Understanding the origins and psychology of human cooperation is an exciting and rapidly developing enterprise. Those interested in engaging with this grand question should consider three elements of this endeavor: (1) theoretical frameworks, (2) diverse methods, and (3) history. To the first, the extended evolutionary framework we described comes with a rich body of theories and hypotheses as well as tools for developing new theories, about both human nature and cultural psychology. We encourage psychologists to take the formal theory seriously and learn to read the primary literature (McElreath & Boyd 2007).
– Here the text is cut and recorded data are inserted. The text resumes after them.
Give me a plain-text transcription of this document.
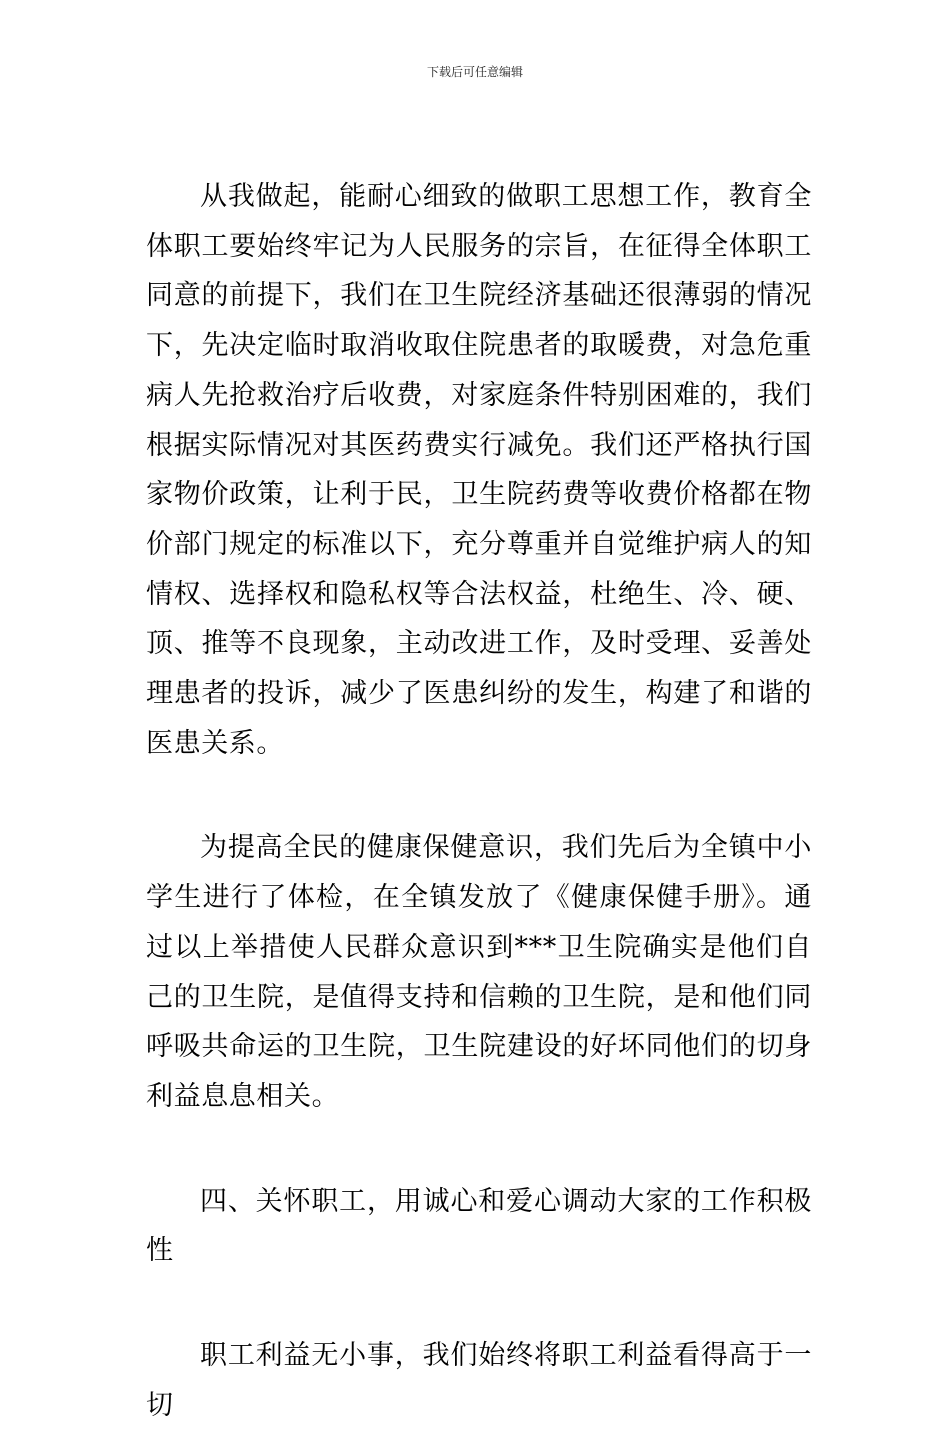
下载后可任意编辑

从我做起，能耐心细致的做职工思想工作，教育全体职工要始终牢记为人民服务的宗旨，在征得全体职工同意的前提下，我们在卫生院经济基础还很薄弱的情况下，先决定临时取消收取住院患者的取暖费，对急危重病人先抢救治疗后收费，对家庭条件特别困难的，我们根据实际情况对其医药费实行减免。我们还严格执行国家物价政策，让利于民，卫生院药费等收费价格都在物价部门规定的标准以下，充分尊重并自觉维护病人的知情权、选择权和隐私权等合法权益，杜绝生、冷、硬、顶、推等不良现象，主动改进工作，及时受理、妥善处理患者的投诉，减少了医患纠纷的发生，构建了和谐的医患关系。

为提高全民的健康保健意识，我们先后为全镇中小学生进行了体检，在全镇发放了《健康保健手册》。通过以上举措使人民群众意识到***卫生院确实是他们自己的卫生院，是值得支持和信赖的卫生院，是和他们同呼吸共命运的卫生院，卫生院建设的好坏同他们的切身利益息息相关。

四、关怀职工，用诚心和爱心调动大家的工作积极性

职工利益无小事，我们始终将职工利益看得高于一切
Second, the nature of human cooperation demands cross-cultural, comparative and developmental approaches that integrate experiments, observation, and ethnography. Haphazard cross-country cyber sampling is less efficient than systematic tests with populations based on theoretical predictions. Finally, the evidence makes it clear that as norms evolve over time, so does our psychology; historical differences can tell us a lot about contemporary psychological patterns. This means that researchers need to think about psychology from a historical perspective and begin to devise ways to bring history and psychology together (Muthukrishna et al. 2020).